QUELLO CHE NON DEVE NASCERE... insabbiamenti giornalistici alla nascita di Azione Civile


Ieri tra le tante cose che NON sono successe è Non nato un movimento politico.
Che cosa significa la contorta frase d’incipit a questo pezzo?
Significa che ieri presso il centro Frentani di Roma ha avuto sede l’assemblea costituente di Azione Civile, il nuovo soggetto politico che nasce dalle ceneri del progetto Rivoluzione Civile, strozzato in culla da molti burocrati che pensavano di saltare sul solito carretto per cercare di tornare in parlamento e che poi, una volta vanificato il loro piano hanno ben pensato di mollare baracca e burattini e tornare a farsi i loro giochini, mollando tanti militanti benintenzionati nel nulla (ovviamente nella speranza che alle prossime elezioni i militanti continueranno a votare il prossimo agglomerato di sinistra senza idee).
Cosa sarà questo movimento politico non lo so, staremo a vedere, come siamo stati a vedere negli anni tutti i movimenti di sinistra e destra e centro.
Non sposo mai le idee, non è il mestiere del giornalista.
Quello che chi scrive di politica deve fare è osservare, valutare, confrontare e, ultima azione necessaria, criticare.
Il nostro mestiere è quello della critica, senza non siamo giornalisti ma lacché.
Appunto, mi domando come mai né ieri né oggi sui giornali on line e sui quotidiani appaia la notizia dell’assemblea, se uno non fosse del mestiere nemmeno lo saprebbe (ho fatto la prova).
Certo, è vero, ci sono ben altri fatti di grande importanza a cui dare spazio, tipo la casa palestra di Josefa Idem (Repubblica), l’ennesimo contorsionismo sul fatto che Berlusconi sapeva (anzi no, anzi forse) che Ruby era minorenne (Corriere), la meteorologia, il papa che non va a un concerto… poi foto di uomini nudi per Dolce&Gabbana, foto di donne nude per fotografe emergenti, notizie di politica estera (queste sacrosante, ma come sempre prive di commenti geopolitica rilevanti).
Dell’assemblea di Roma niente.
Allora sono andato a dare un’occhiata a Google tanto per evitare che mi si dica che mi sono dimenticato qualcosa o qualcuno.
Niente nemmeno lì, solo un’ANSA e un lancio su “ilVelino” poi nulla.
Forse ho cercato male, magari sono stato troppo affrettato, un momento, riprovo: “Assemblea Nazionale Azione civile” nessun risultato sulle pagine dei giornali.
“Roma azione civile assemblea nazionale” nessun risultato.
“Azione civile, assemblea costituente” niente nemmeno così, poi alla seconda pagina leggo un link a
Libero, credo sia il giornale e invece è il provider di posta e la notizia è vecchia di due mesi.
Domanda da giornalisti: perché?
Non  è una notizia?
Eppure è un partito che alle elezioni ha preso quasi un milione di voti, magari non gli frega nulla a nessuno ma ci sarà pure un fesso in redazione per fare il copia incolla di un’ANSA e mandare tutto on line (ci vogliono più o meno 30 secondi, 50 se scegli una foto su google).
D’altra parte non si vede il motivo in Italia di un altro movimento politico che rompa la bellissima diarchia PD – PdL che così come, bella e litigarella potrebbe andare avanti per qualche annetto ancora, fino alla definitiva catastrofe.
Il problema è che se di mestiere fai il giornalista le cose le devi raccontare prima che il potente di turno te ne dia l’autorizzazione.
Soprattutto perché nel caso di Ingroia quando si è trattato di riempirlo di fango lo si è fatto in prima pagina con titolone e video.
A me il linciaggio mediatico non piace e nemmeno mi piace l’insabbiamento stile Unione Sovietica 1973. A Scalfari e soci probabilmente sì.

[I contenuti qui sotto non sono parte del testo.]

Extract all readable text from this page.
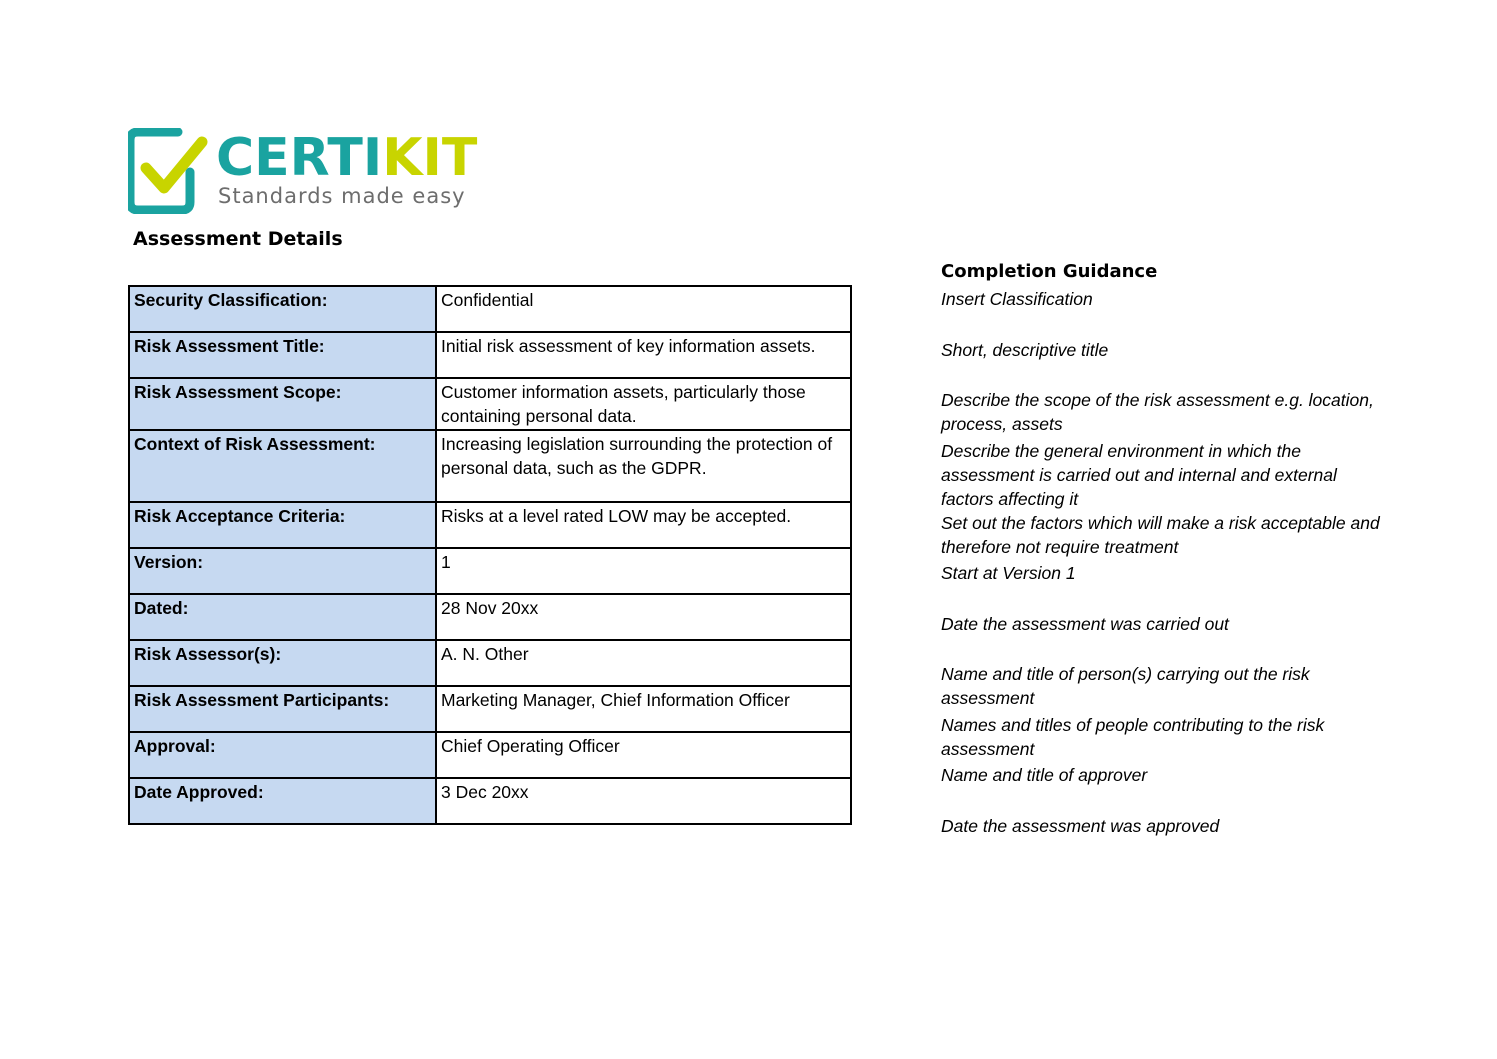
CERTIKIT
Standards made easy
Assessment Details
Completion Guidance
Security Classification:	Confidential
Risk Assessment Title:	Initial risk assessment of key information assets.
Risk Assessment Scope:	Customer information assets, particularly those containing personal data.
Context of Risk Assessment:	Increasing legislation surrounding the protection of personal data, such as the GDPR.
Risk Acceptance Criteria:	Risks at a level rated LOW may be accepted.
Version:	1
Dated:	28 Nov 20xx
Risk Assessor(s):	A. N. Other
Risk Assessment Participants:	Marketing Manager, Chief Information Officer
Approval:	Chief Operating Officer
Date Approved:	3 Dec 20xx
Insert Classification
Short, descriptive title
Describe the scope of the risk assessment e.g. location, process, assets
Describe the general environment in which the assessment is carried out and internal and external factors affecting it
Set out the factors which will make a risk acceptable and therefore not require treatment
Start at Version 1
Date the assessment was carried out
Name and title of person(s) carrying out the risk assessment
Names and titles of people contributing to the risk assessment
Name and title of approver
Date the assessment was approved
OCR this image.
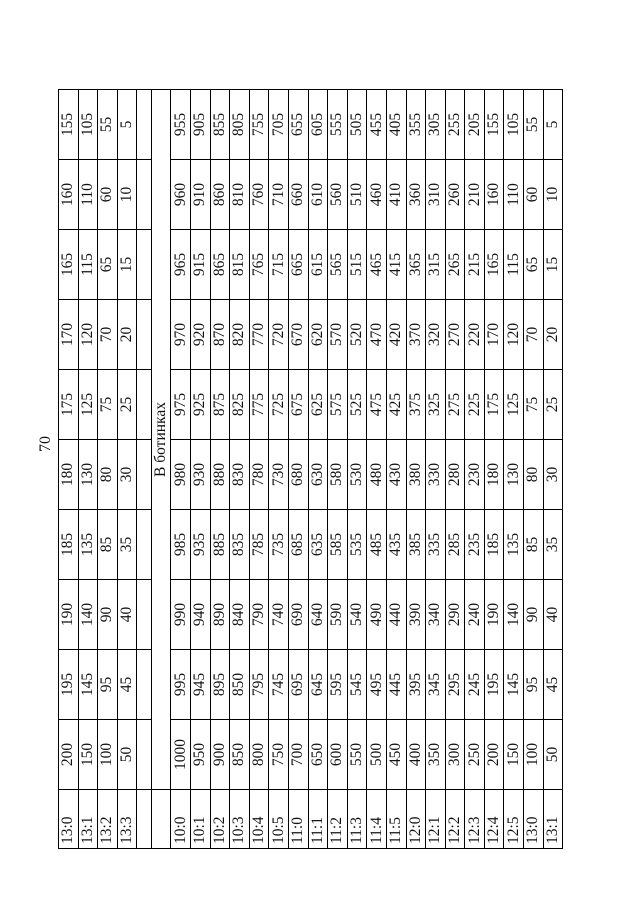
70
13:0	200	195	190	185	180	175	170	165	160	155
13:1	150	145	140	135	130	125	120	115	110	105
13:2	100	95	90	85	80	75	70	65	60	55
13:3	50	45	40	35	30	25	20	15	10	5

	В ботинках									
10:0	1000	995	990	985	980	975	970	965	960	955
10:1	950	945	940	935	930	925	920	915	910	905
10:2	900	895	890	885	880	875	870	865	860	855
10:3	850	850	840	835	830	825	820	815	810	805
10:4	800	795	790	785	780	775	770	765	760	755
10:5	750	745	740	735	730	725	720	715	710	705
11:0	700	695	690	685	680	675	670	665	660	655
11:1	650	645	640	635	630	625	620	615	610	605
11:2	600	595	590	585	580	575	570	565	560	555
11:3	550	545	540	535	530	525	520	515	510	505
11:4	500	495	490	485	480	475	470	465	460	455
11:5	450	445	440	435	430	425	420	415	410	405
12:0	400	395	390	385	380	375	370	365	360	355
12:1	350	345	340	335	330	325	320	315	310	305
12:2	300	295	290	285	280	275	270	265	260	255
12:3	250	245	240	235	230	225	220	215	210	205
12:4	200	195	190	185	180	175	170	165	160	155
12:5	150	145	140	135	130	125	120	115	110	105
13:0	100	95	90	85	80	75	70	65	60	55
13:1	50	45	40	35	30	25	20	15	10	5
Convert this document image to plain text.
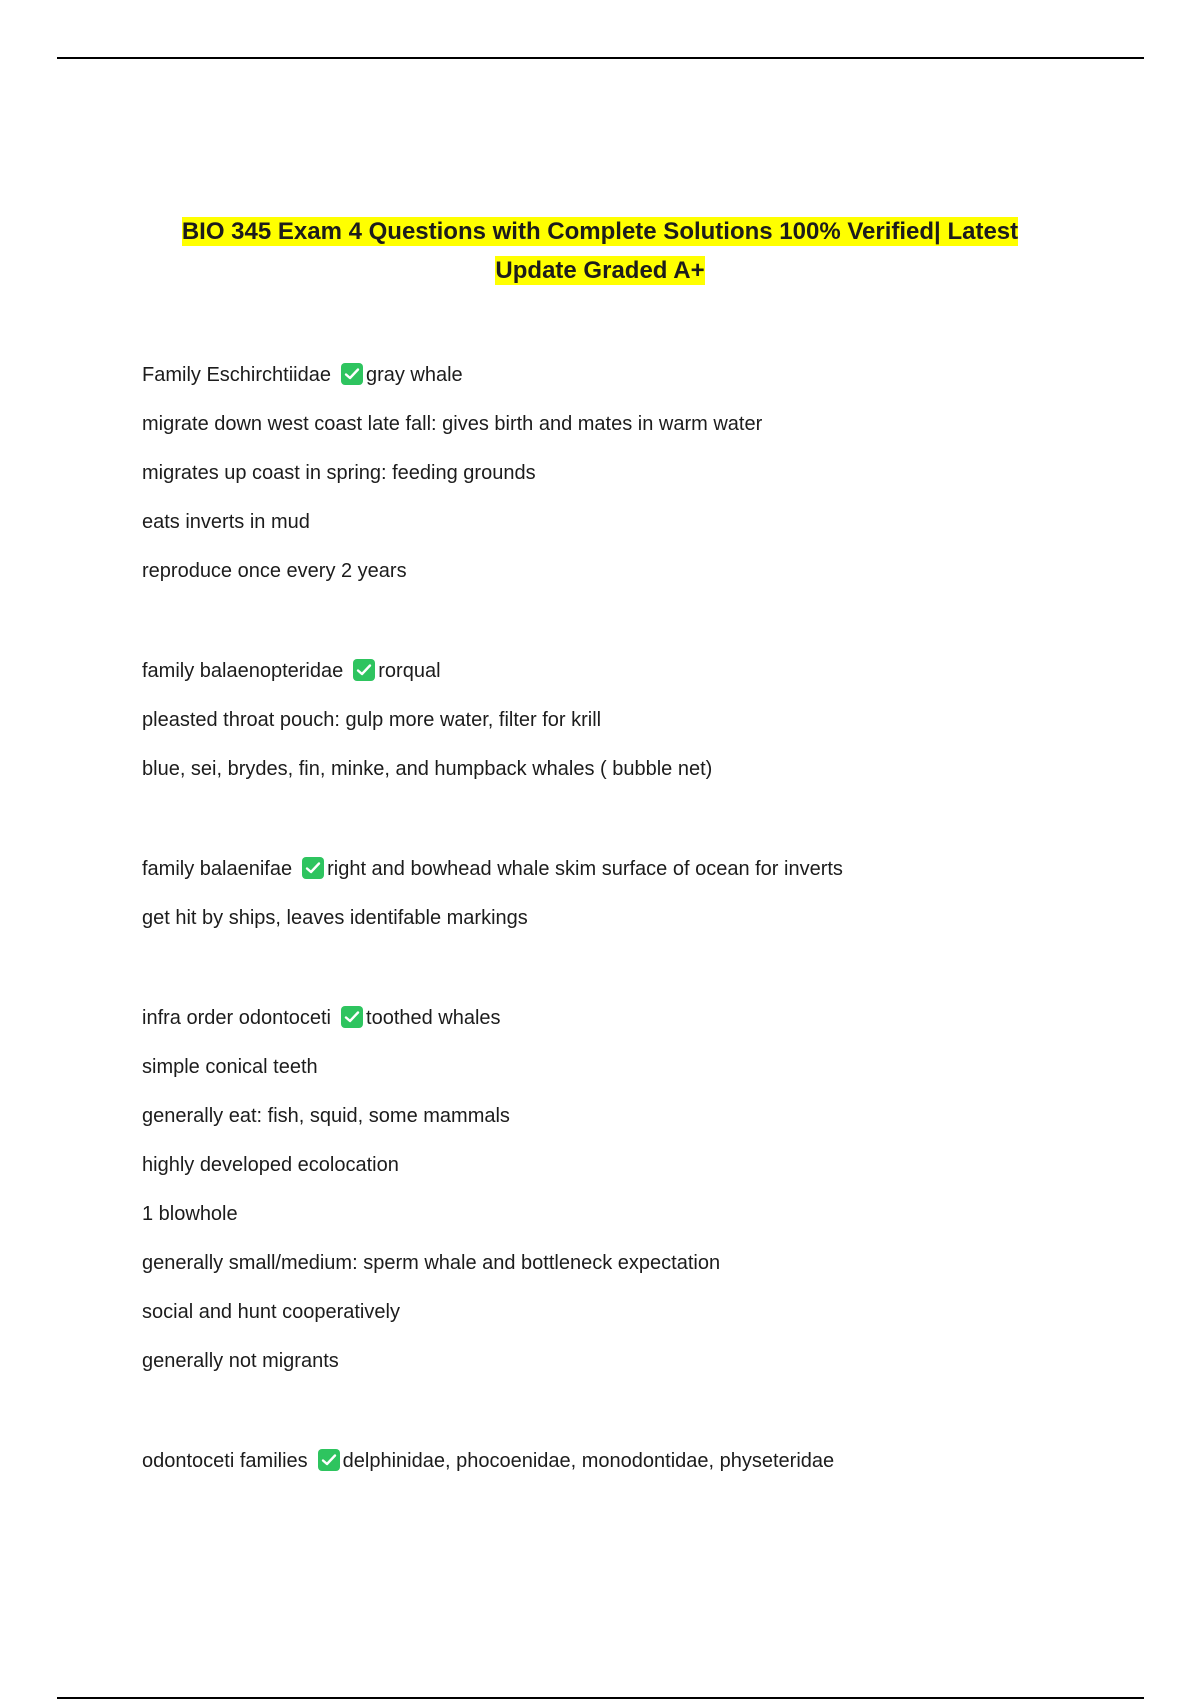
BIO 345 Exam 4 Questions with Complete Solutions 100% Verified| Latest
Update Graded A+
Family Eschirchtiidae gray whale
migrate down west coast late fall: gives birth and mates in warm water
migrates up coast in spring: feeding grounds
eats inverts in mud
reproduce once every 2 years
family balaenopteridae rorqual
pleasted throat pouch: gulp more water, filter for krill
blue, sei, brydes, fin, minke, and humpback whales ( bubble net)
family balaenifae right and bowhead whale skim surface of ocean for inverts
get hit by ships, leaves identifable markings
infra order odontoceti toothed whales
simple conical teeth
generally eat: fish, squid, some mammals
highly developed ecolocation
1 blowhole
generally small/medium: sperm whale and bottleneck expectation
social and hunt cooperatively
generally not migrants
odontoceti families delphinidae, phocoenidae, monodontidae, physeteridae
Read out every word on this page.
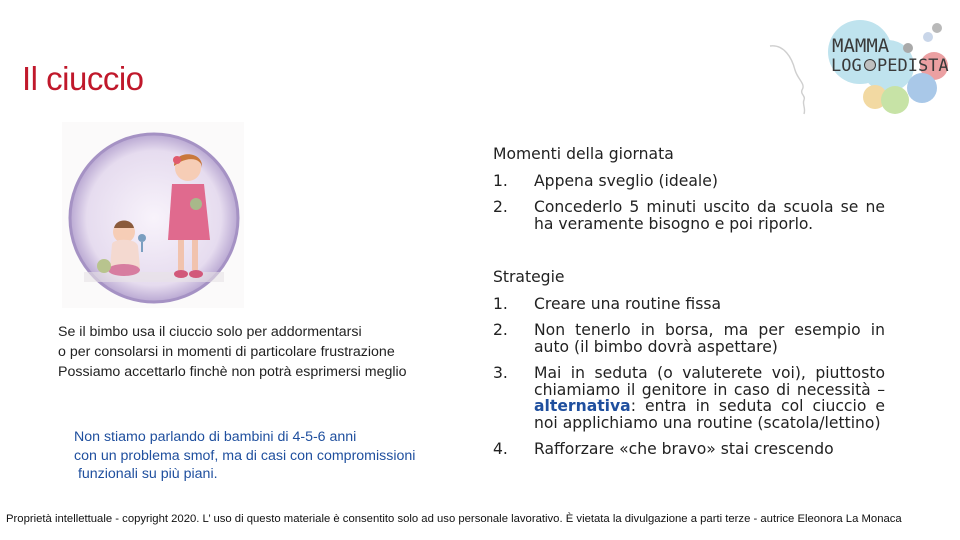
Il ciuccio
MAMMA
LOG PEDISTA
Se il bimbo usa il ciuccio solo per addormentarsi
o per consolarsi in momenti di particolare frustrazione
Possiamo accettarlo finchè non potrà esprimersi meglio
Non stiamo parlando di bambini di 4-5-6 anni
con un problema smof, ma di casi con compromissioni
funzionali su più piani.
Momenti della giornata
1.	Appena sveglio (ideale)
2.	Concederlo 5 minuti uscito da scuola se ne ha veramente bisogno e poi riporlo.
Strategie
1.	Creare una routine fissa
2.	Non tenerlo in borsa, ma per esempio in auto (il bimbo dovrà aspettare)
3.	Mai in seduta (o valuterete voi), piuttosto chiamiamo il genitore in caso di necessità – alternativa: entra in seduta col ciuccio e noi applichiamo una routine (scatola/lettino)
4.	Rafforzare «che bravo» stai crescendo
Proprietà intellettuale - copyright 2020. L’ uso di questo materiale è consentito solo ad uso personale lavorativo. È vietata la divulgazione a parti terze - autrice Eleonora La Monaca
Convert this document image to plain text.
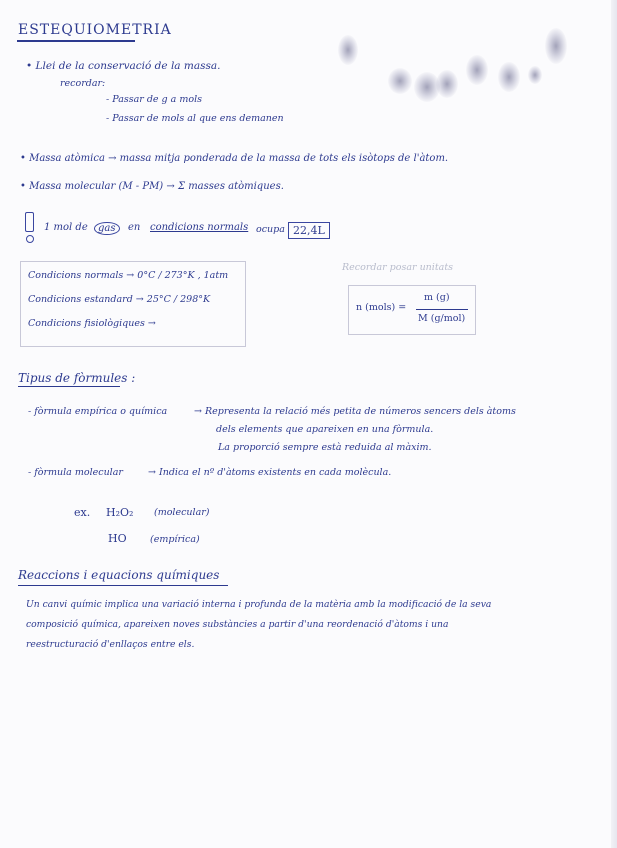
ESTEQUIOMETRIA
• Llei de la conservació de la massa.
recordar:
- Passar de g a mols
- Passar de mols al que ens demanen
• Massa atòmica → massa mitja ponderada de la massa de tots els isòtops de l'àtom.
• Massa molecular (M - PM) → Σ masses atòmiques.
1 mol de	gas	en condicions normals ocupa 22,4L
Condicions normals → 0°C / 273°K , 1atm
Condicions estandard → 25°C / 298°K
Condicions fisiològiques →
Recordar posar unitats
n (mols) =
m (g)
M (g/mol)
Tipus de fòrmules :
- fòrmula empírica o química	→ Representa la relació més petita de números sencers dels àtoms
dels elements que apareixen en una fòrmula.
La proporció sempre està reduida al màxim.
- fòrmula molecular	→ Indica el nº d'àtoms existents en cada molècula.
ex. H₂O₂ (molecular)
HO (empírica)
Reaccions i equacions químiques
Un canvi químic implica una variació interna i profunda de la matèria amb la modificació de la seva
composició química, apareixen noves substàncies a partir d'una reordenació d'àtoms i una
reestructuració d'enllaços entre els.
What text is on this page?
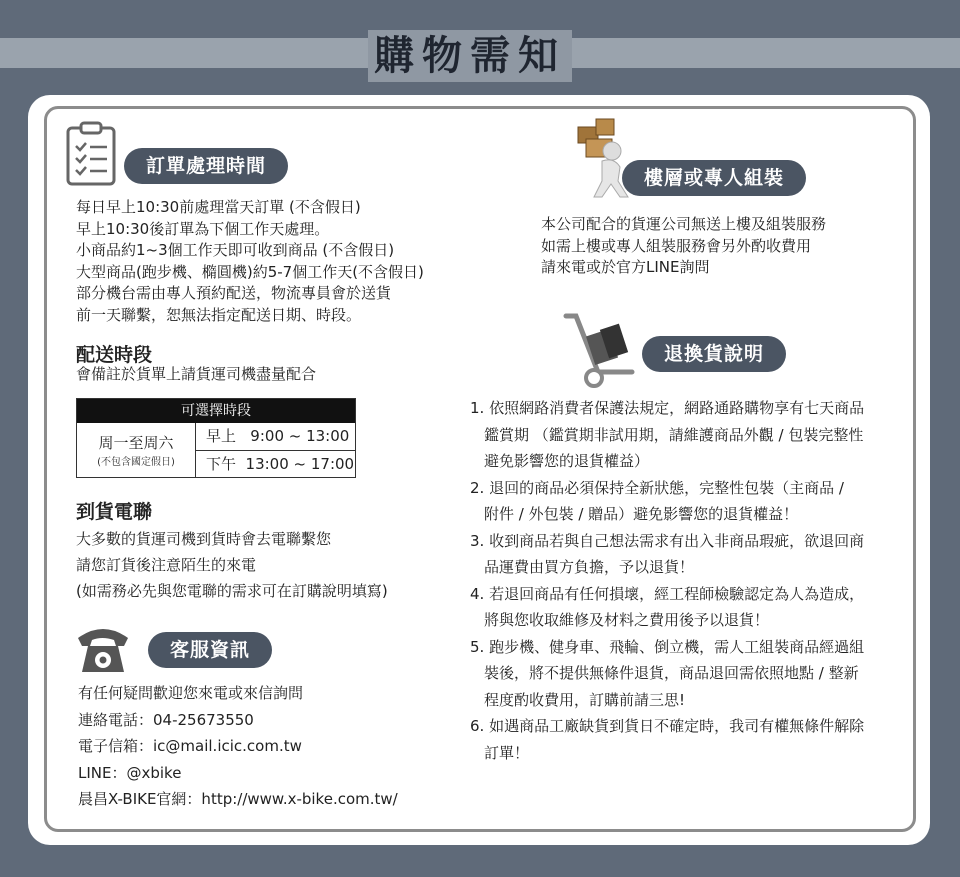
購物需知
訂單處理時間
每日早上10:30前處理當天訂單 (不含假日)
早上10:30後訂單為下個工作天處理。
小商品約1~3個工作天即可收到商品 (不含假日)
大型商品(跑步機、橢圓機)約5-7個工作天(不含假日)
部分機台需由專人預約配送，物流專員會於送貨
前一天聯繫，恕無法指定配送日期、時段。
配送時段
會備註於貨單上請貨運司機盡量配合
可選擇時段
周一至周六
(不包含國定假日)
早上   9:00 ~ 13:00
下午  13:00 ~ 17:00
到貨電聯
大多數的貨運司機到貨時會去電聯繫您
請您訂貨後注意陌生的來電
(如需務必先與您電聯的需求可在訂購說明填寫)
客服資訊
有任何疑問歡迎您來電或來信詢問
連絡電話：04-25673550
電子信箱：ic@mail.icic.com.tw
LINE：@xbike
晨昌X-BIKE官網：http://www.x-bike.com.tw/
樓層或專人組裝
本公司配合的貨運公司無送上樓及組裝服務
如需上樓或專人組裝服務會另外酌收費用
請來電或於官方LINE詢問
退換貨說明
1. 依照網路消費者保護法規定，網路通路購物享有七天商品
鑑賞期 （鑑賞期非試用期，請維護商品外觀 / 包裝完整性
避免影響您的退貨權益）
2. 退回的商品必須保持全新狀態，完整性包裝（主商品 /
附件 / 外包裝 / 贈品）避免影響您的退貨權益！
3. 收到商品若與自己想法需求有出入非商品瑕疵，欲退回商
品運費由買方負擔，予以退貨！
4. 若退回商品有任何損壞，經工程師檢驗認定為人為造成，
將與您收取維修及材料之費用後予以退貨！
5. 跑步機、健身車、飛輪、倒立機，需人工組裝商品經過組
裝後，將不提供無條件退貨，商品退回需依照地點 / 整新
程度酌收費用，訂購前請三思!
6. 如遇商品工廠缺貨到貨日不確定時，我司有權無條件解除
訂單！
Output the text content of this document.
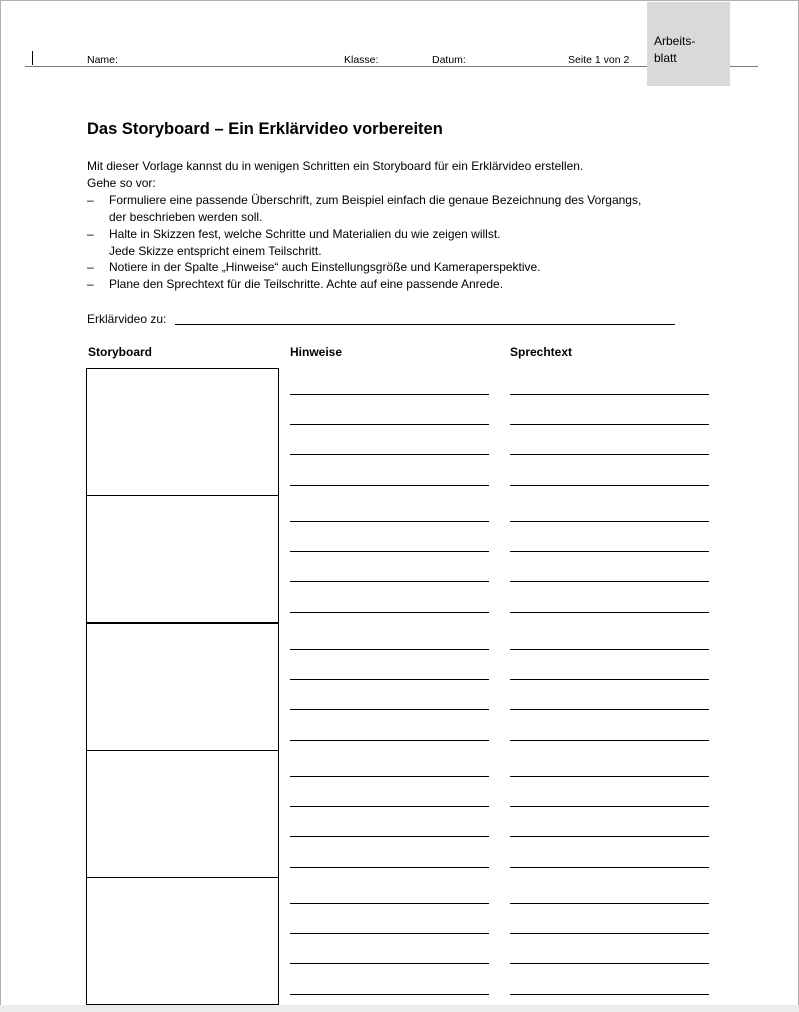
Name:	Klasse:	Datum:	Seite 1 von 2
Arbeits-
blatt
Das Storyboard – Ein Erklärvideo vorbereiten
Mit dieser Vorlage kannst du in wenigen Schritten ein Storyboard für ein Erklärvideo erstellen.
Gehe so vor:
– Formuliere eine passende Überschrift, zum Beispiel einfach die genaue Bezeichnung des Vorgangs,
der beschrieben werden soll.
– Halte in Skizzen fest, welche Schritte und Materialien du wie zeigen willst.
Jede Skizze entspricht einem Teilschritt.
– Notiere in der Spalte „Hinweise“ auch Einstellungsgröße und Kameraperspektive.
– Plane den Sprechtext für die Teilschritte. Achte auf eine passende Anrede.
Erklärvideo zu:
Storyboard	Hinweise	Sprechtext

NB non sto qui a dilungarmi sui contenuti della riunione, questo blog non fa politica in quel senso ma visto che nessuno ve lo racconterà mai se volete farvi un’idea di quello che dice questo movimento andate su: http://www.azionecivile.net/?p=634.

Ai giornali bastava scrivere le ultime tre righe per non sembrare proprio dei servi!